Le pétrole baisse encore, la réduction des excédents se fait attendre

Les cours du brut ont encore baissé lundi à New York, dans un marché pris de doutes sur la forte reprise des cours le mois dernier, alors que les excédents mondiaux ne donnent pas de signe d'une diminution.

Le cours du baril de référence (WTI) pour livraison en juin a perdu à la clôture 1,14 dollar à 44,78 dollars sur le New York Mercantile Exchange (Nymex).

"Le marché rend un peu de ce que, à mon avis, il n'avait pas mérité de gagner" la semaine dernière, la quatrième consécutive de hausse, a déclaré Kyle Cooper, chez IAF Advisors.

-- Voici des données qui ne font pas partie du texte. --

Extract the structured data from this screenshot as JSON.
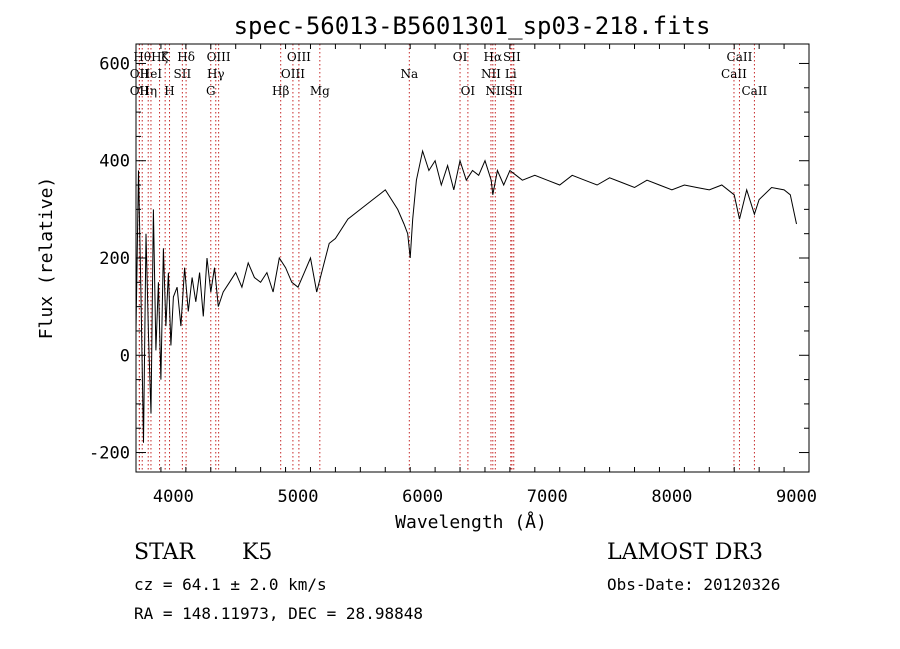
{
  "chart_data": {
    "type": "line",
    "title": "spec-56013-B5601301_sp03-218.fits",
    "xlabel": "Wavelength (Å)",
    "ylabel": "Flux (relative)",
    "xlim": [
      3700,
      9100
    ],
    "ylim": [
      -240,
      640
    ],
    "xticks": [
      4000,
      5000,
      6000,
      7000,
      8000,
      9000
    ],
    "yticks": [
      -200,
      0,
      200,
      400,
      600
    ],
    "grid": false,
    "series": [
      {
        "name": "flux",
        "x": [
          3700,
          3720,
          3740,
          3760,
          3780,
          3800,
          3820,
          3840,
          3860,
          3880,
          3900,
          3920,
          3940,
          3960,
          3980,
          4000,
          4030,
          4060,
          4090,
          4120,
          4150,
          4180,
          4210,
          4240,
          4270,
          4300,
          4330,
          4360,
          4400,
          4450,
          4500,
          4550,
          4600,
          4650,
          4700,
          4750,
          4800,
          4850,
          4900,
          4950,
          5000,
          5050,
          5100,
          5150,
          5200,
          5250,
          5300,
          5400,
          5500,
          5600,
          5700,
          5800,
          5850,
          5880,
          5900,
          5920,
          5950,
          6000,
          6050,
          6100,
          6150,
          6200,
          6250,
          6300,
          6350,
          6400,
          6450,
          6500,
          6550,
          6563,
          6600,
          6650,
          6700,
          6750,
          6800,
          6900,
          7000,
          7100,
          7200,
          7300,
          7400,
          7500,
          7600,
          7700,
          7800,
          7900,
          8000,
          8100,
          8200,
          8300,
          8400,
          8500,
          8542,
          8600,
          8662,
          8700,
          8800,
          8900,
          8950,
          9000
        ],
        "values": [
          50,
          380,
          120,
          -180,
          250,
          40,
          -120,
          300,
          10,
          150,
          -50,
          220,
          60,
          170,
          20,
          120,
          140,
          60,
          180,
          90,
          160,
          110,
          170,
          80,
          200,
          130,
          180,
          100,
          130,
          150,
          170,
          140,
          190,
          160,
          150,
          170,
          130,
          200,
          180,
          150,
          140,
          170,
          200,
          130,
          180,
          230,
          240,
          280,
          300,
          320,
          340,
          300,
          270,
          250,
          200,
          280,
          360,
          420,
          380,
          400,
          350,
          390,
          340,
          400,
          360,
          380,
          370,
          400,
          360,
          330,
          380,
          350,
          380,
          370,
          360,
          370,
          360,
          350,
          370,
          360,
          350,
          365,
          355,
          345,
          360,
          350,
          340,
          350,
          345,
          340,
          350,
          330,
          280,
          340,
          290,
          320,
          345,
          340,
          330,
          270
        ]
      }
    ],
    "line_markers": [
      {
        "wave": 3727,
        "label": "OII",
        "row": 2
      },
      {
        "wave": 3727,
        "label": "OII",
        "row": 3
      },
      {
        "wave": 3750,
        "label": "Hθ",
        "row": 1
      },
      {
        "wave": 3798,
        "label": "Hη",
        "row": 3
      },
      {
        "wave": 3820,
        "label": "HeI",
        "row": 2
      },
      {
        "wave": 3889,
        "label": "Hζ",
        "row": 1
      },
      {
        "wave": 3934,
        "label": "K",
        "row": 1
      },
      {
        "wave": 3969,
        "label": "H",
        "row": 3
      },
      {
        "wave": 4072,
        "label": "SII",
        "row": 2
      },
      {
        "wave": 4102,
        "label": "Hδ",
        "row": 1
      },
      {
        "wave": 4300,
        "label": "G",
        "row": 3
      },
      {
        "wave": 4340,
        "label": "Hγ",
        "row": 2
      },
      {
        "wave": 4363,
        "label": "OIII",
        "row": 1
      },
      {
        "wave": 4861,
        "label": "Hβ",
        "row": 3
      },
      {
        "wave": 4959,
        "label": "OIII",
        "row": 2
      },
      {
        "wave": 5007,
        "label": "OIII",
        "row": 1
      },
      {
        "wave": 5175,
        "label": "Mg",
        "row": 3
      },
      {
        "wave": 5893,
        "label": "Na",
        "row": 2
      },
      {
        "wave": 6300,
        "label": "OI",
        "row": 1
      },
      {
        "wave": 6363,
        "label": "OI",
        "row": 3
      },
      {
        "wave": 6548,
        "label": "NII",
        "row": 2
      },
      {
        "wave": 6563,
        "label": "Hα",
        "row": 1
      },
      {
        "wave": 6583,
        "label": "NII",
        "row": 3
      },
      {
        "wave": 6707,
        "label": "Li",
        "row": 2
      },
      {
        "wave": 6716,
        "label": "SII",
        "row": 1
      },
      {
        "wave": 6731,
        "label": "SII",
        "row": 3
      },
      {
        "wave": 8498,
        "label": "CaII",
        "row": 2
      },
      {
        "wave": 8542,
        "label": "CaII",
        "row": 1
      },
      {
        "wave": 8662,
        "label": "CaII",
        "row": 3
      }
    ]
  },
  "info": {
    "class": "STAR",
    "subclass": "K5",
    "survey": "LAMOST DR3",
    "cz": "cz = 64.1 ± 2.0 km/s",
    "obs_date": "Obs-Date: 20120326",
    "radec": "RA = 148.11973, DEC =  28.98848"
  }
}
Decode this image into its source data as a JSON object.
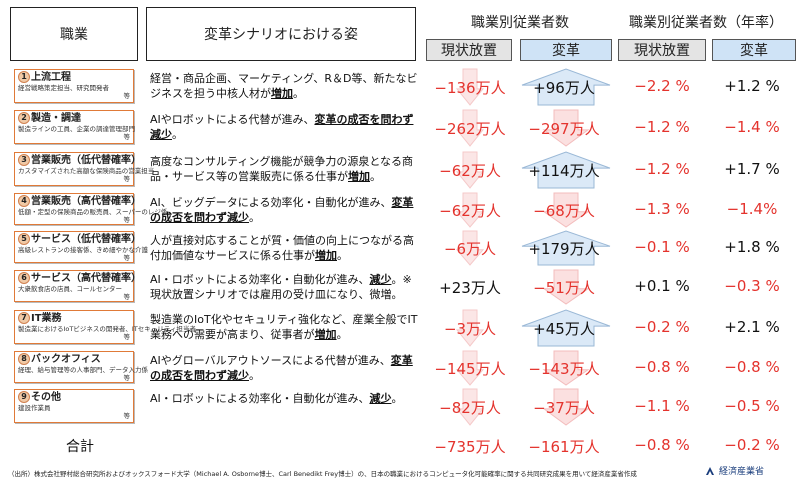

Selon Tim Evans, chez Citi, "les marchés du pétrole se sont orientés à la baisse dans une journée tranquille en raison de la Fête du Travail (ndlr: au Royaume-Uni et en Asie), sur la base d'inquiétudes que la production de l'Organisation des pays exportateurs de pétrole (Opep) augmente encore, avec une production iranienne grimpant à 3,4-3,5 millions de barils par jour en avril et des exportations irakiennes apparemment proches d'un niveau record".

L'Irak, deuxième plus gros producteur de l'Opep après l'Arabie saoudite, a en effet annoncé dimanche avoir exporté près de 3,36 millions de barils par jour en avril, proches du record de 3,365 millions recensé en novembre, selon l'agence financière Bloomberg News.

Parallèlement, aux Etats-Unis, l'activité dans le secteur manufacturier a vu sa progression ralentir en avril, selon l'indice des directeurs d'achat de ce secteur publié lundi par l'association professionnelle ISM. De quoi "tempérer les attentes sur la demande" en brut, a relevé Tim Evans.

Chez ClipperData, Matt Smith a également évoqué les déceptions provoquées par la stagnation du secteur manufacturier chinois, la contraction de ce même secteur au Japon, et le fait qu'au Brésil l'activité manufacturière s'affiche au plus bas depuis plusieurs années.

Des chiffres globalement tellement médiocres qu'ils relancent pour certains investisseurs des inquiétudes sur le niveau de la demande mondiale de pétrole.

Mais parallèlement, le dollar est au plus bas depuis le mois d'août face à un panier de devises, et "l'affaiblissement du dollar continue à retenir les prix du brut d'une chute plus brutale", a fait valoir M. Smith.

En effet comme les échanges de brut sont libellés en dollars, tout affaiblissement du billet vert favorise les achats d'investisseurs munis d'autres devises.

Pour John Plassard de Mirabaud Securities, les marchés pétroliers évoluent en baisse aussi "dans un mode de prise de bénéfices assez évident".